Die Aufsätze enthalten in der Regel neue Erkenntnisse oder zeigen neue Facetten auf dem Gebiet der muslimischen Geschichte und Überlieferung auf. Hier seien lediglich zwei Beispiele genannt: Devin DeWeese etwa lenkt das Augenmerk in seiner Arbeit auf ungewöhnliche und wenig bekannte Sufi-Überlieferungen, in denen der Mongolensturm positiv umgedeutet wird und Sufi-Scheiche die Mongolen gar anführen (23-60).
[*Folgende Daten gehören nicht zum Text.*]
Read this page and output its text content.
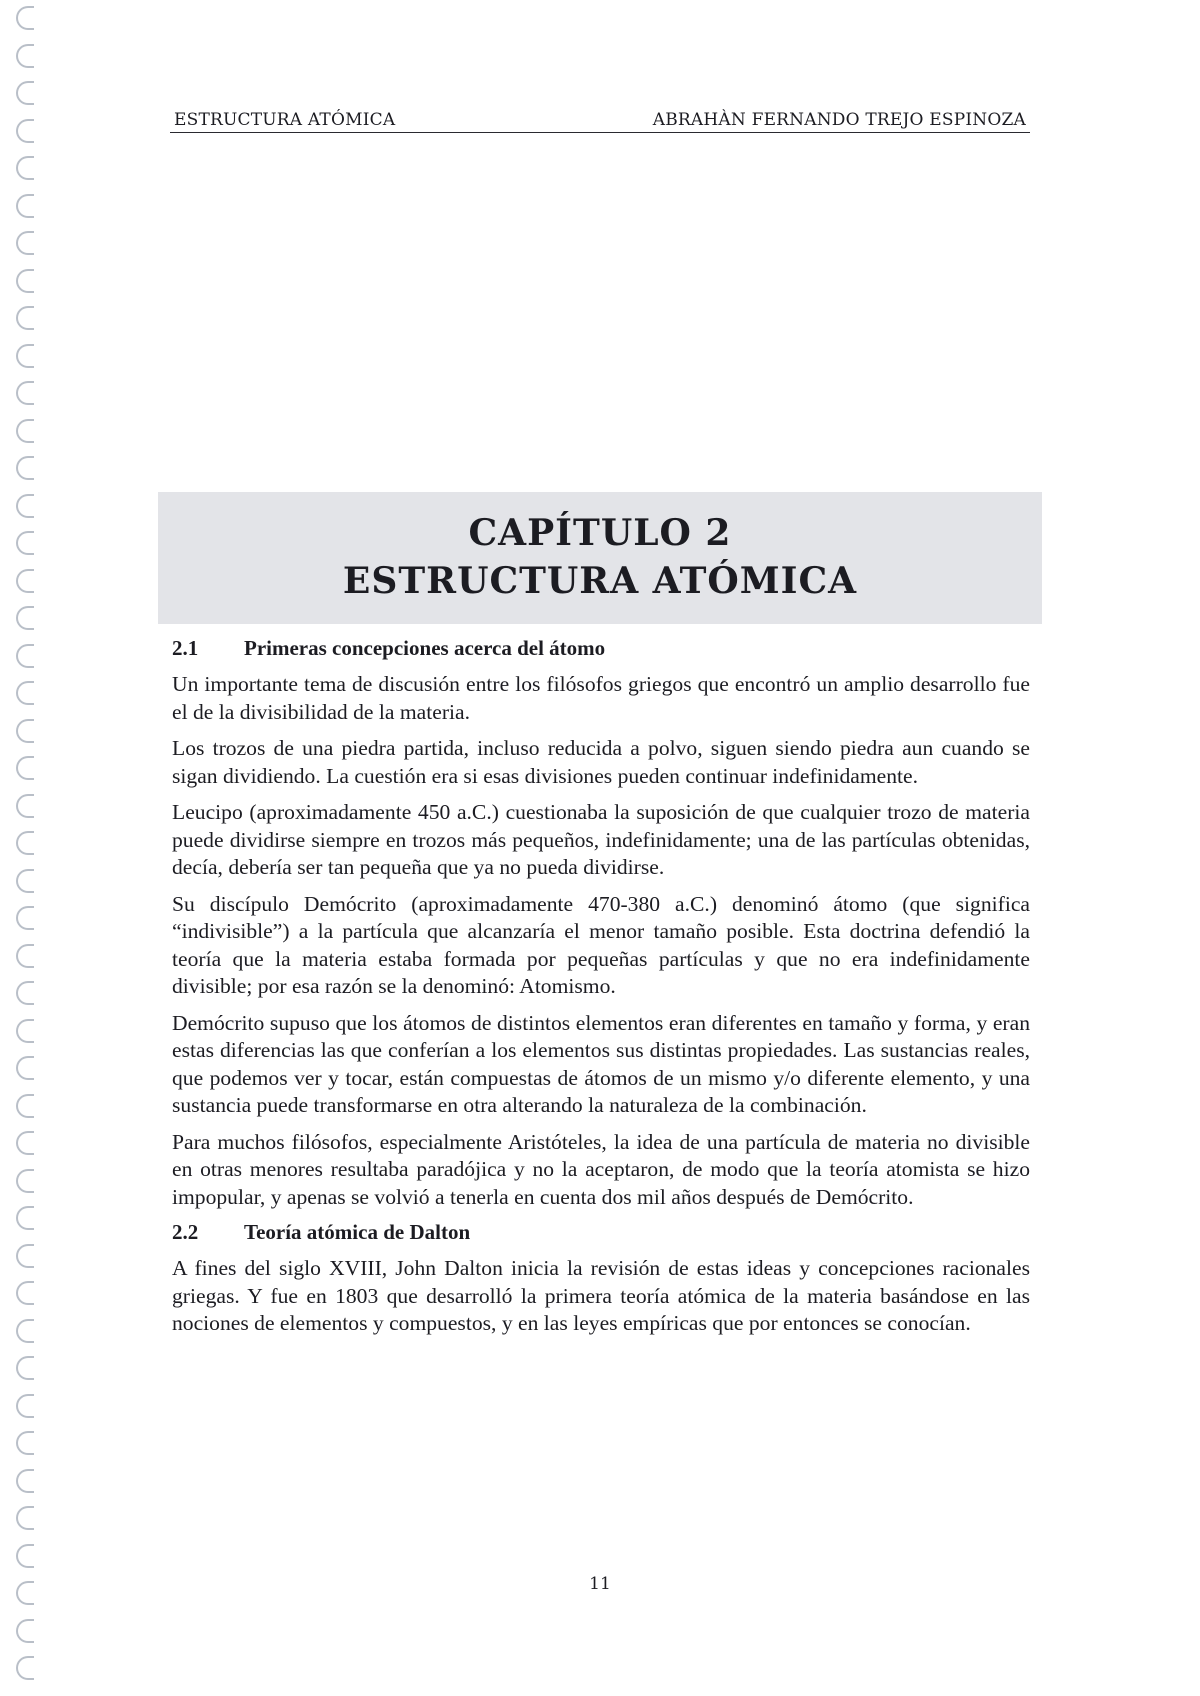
ESTRUCTURA ATÓMICA	ABRAHÀN FERNANDO TREJO ESPINOZA
CAPÍTULO 2
ESTRUCTURA ATÓMICA
2.1 Primeras concepciones acerca del átomo

Un importante tema de discusión entre los filósofos griegos que encontró un amplio desarrollo fue el de la divisibilidad de la materia.

Los trozos de una piedra partida, incluso reducida a polvo, siguen siendo piedra aun cuando se sigan dividiendo. La cuestión era si esas divisiones pueden continuar indefinidamente.

Leucipo (aproximadamente 450 a.C.) cuestionaba la suposición de que cualquier trozo de materia puede dividirse siempre en trozos más pequeños, indefinidamente; una de las partículas obtenidas, decía, debería ser tan pequeña que ya no pueda dividirse.

Su discípulo Demócrito (aproximadamente 470-380 a.C.) denominó átomo (que significa “indivisible”) a la partícula que alcanzaría el menor tamaño posible. Esta doctrina defendió la teoría que la materia estaba formada por pequeñas partículas y que no era indefinidamente divisible; por esa razón se la denominó: Atomismo.

Demócrito supuso que los átomos de distintos elementos eran diferentes en tamaño y forma, y eran estas diferencias las que conferían a los elementos sus distintas propiedades. Las sustancias reales, que podemos ver y tocar, están compuestas de átomos de un mismo y/o diferente elemento, y una sustancia puede transformarse en otra alterando la naturaleza de la combinación.

Para muchos filósofos, especialmente Aristóteles, la idea de una partícula de materia no divisible en otras menores resultaba paradójica y no la aceptaron, de modo que la teoría atomista se hizo impopular, y apenas se volvió a tenerla en cuenta dos mil años después de Demócrito.

2.2 Teoría atómica de Dalton

A fines del siglo XVIII, John Dalton inicia la revisión de estas ideas y concepciones racionales griegas. Y fue en 1803 que desarrolló la primera teoría atómica de la materia basándose en las nociones de elementos y compuestos, y en las leyes empíricas que por entonces se conocían.

11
Eiji Mano wiederum zeigt auf, dass entgegen bisherigen Annahmen das persische Original des Werkes Wālidīya von Ḫwāǧa Aḥrār (zentralasiatischer Sufi-Scheich im 15. Jahrhundert), das bisher nur in Form von Bāburs Übersetzung auf Čaġatay-Türkisch bekannt war, erhalten geblieben ist (250-266).

In anderen Beiträgen werden Texte einem breiteren Publikum zugänglich gemacht. So erhellt Judith Pfeiffer die mongolisch-mamlukische Korrespondenz Ende des 13. Jahrhunderts und stellt mittels Übersetzung und Kommentierung einen wichtigen Brief daraus eingehend vor (167-202), während Gary Leiser einen türkischen Aufsatz des Historikers Zeki Velidi Togan zu den Briefen von Rašīd ad-Dīn (Wesir und Historiker aus der Ilchaniden-Zeit) ins Englische übersetzt (84-111).

Abschließend lässt sich festhalten, dass die vorliegende Festschrift ein großes Werk im doppelten Sinne ist: Zum einen ist sie, mit 25 Beiträgen auf gut 600 Seiten, sehr umfangreich. Zum anderen ist sie nicht - wie es sonst allzu häufig geschieht - darauf beschränkt, einem großen Gelehrten die Ehre zu erweisen, sondern bringt die historische Forschung mit neuen Erkenntnissen, seien es manchmal auch nur Details, substantiell weiter. Qualität hat bekanntlich ihren Preis. Dies trifft auch auf diesen Sammelband zu, der stolze 128 Euro kostet. Für Bibliotheken lohnt sich diese Investition aber auf jeden Fall.


Anmerkungen:

[1] John E. Woods: The Aqquyunlu. Clan, Confederation, Empire, Minneapolis / Chicago 1976 (überarbeitete und erweiterte Auflage: Salt Lake City 1999).

[2] Faḍlullāh b. Rūzbihān Khunjī-Iṣfahānī: Tārīkh-i 'Ālam-ārā-yi Amīnī, Persian text edited by John E. Woods, with the abridged English translation by Vladimir Minorsky, revised and augmented by John E. Woods, London 1992 [erschienen 1993].